By the way, is BRP still using 1/5th Special, 1/20th Critical? What about Fumbles? Are they still 1/20th of the failure chance?

I feel it's time for some concrete examples of skill vs skill rather than wishy-washy probabilities.

[frogspawner]

Quote:

Originally Posted by NickMiddleton

As I say, when success levels are tied I use "best margin" (i.e. target - roll) ...

There you go - one number minus another! Hard maths!

[NickMiddleton]

Quote:

Originally Posted by soltakss

...I'm not sure about the loser's level of success having an effect on the victor's levelm of success as I don't have BRP yet. Presumably that is to differentiate a critical vs special from a critical vs failure, for example. It's pretty irrelevant if that's the case as BRP doesn't have any meaningful rules for effects based on differences between levels of success.

Precisely the point is that the new BRP DOES have "...meaningful rules for effects based on differences between levels of success..." for every skill. The new BRP opposed skill rule is basically the fairly well known fix used by a lot of RQIII fans for the percieved weakness of Dodging (i.e. that a normal successful Dodge was bugger all use againsts a special or critical hit, unlike a normal Parry which had some effectiveness...)

Quote:

Originally Posted by soltakss

By the way, is BRP still using 1/5th Special, 1/20th Critical?
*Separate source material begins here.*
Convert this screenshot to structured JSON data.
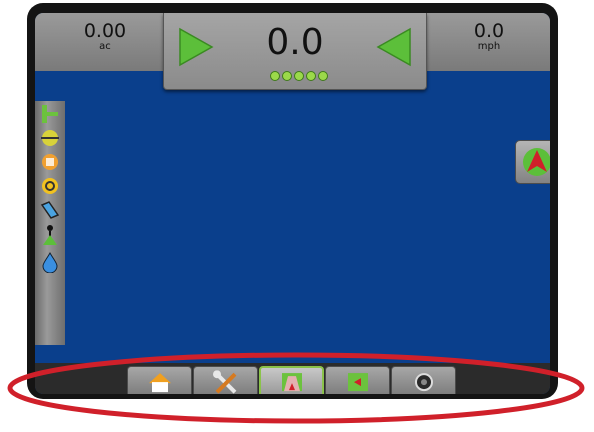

What about Fumbles? Are they still 1/20th of the failure chance?

Certainly was in the playtest draft and from what I've seen / read about edition zero that's still the case. Arguably, the default should perhaps have been the Stormbringer first edition scheme (Fumble / Failure / Success / Critical on 10% thresholds), but AFAIK it's the RQIII scheme that's assumed throughout.

Quote:

Originally Posted by frogspwaner

Quote:

There you go - one number minus another! Hard maths!

Are you really suggesting that given a two rolls against two percentile targets you find it that hard to give an order of magnitude approximation?

"I only made my sneak by twenty odd" "That's too bad, the guard is very alert - he made the spot by about forty odd so he's spotted you". In very few cases will the exact margin be relevant. And, as has been said repeatedly, "highest roll wins on same success level" is mathematically equivalent to the subtraction, so the rule as written DOESN'T require even the terrifying complexities of basic two digit integer subtraction...

Nick Middleton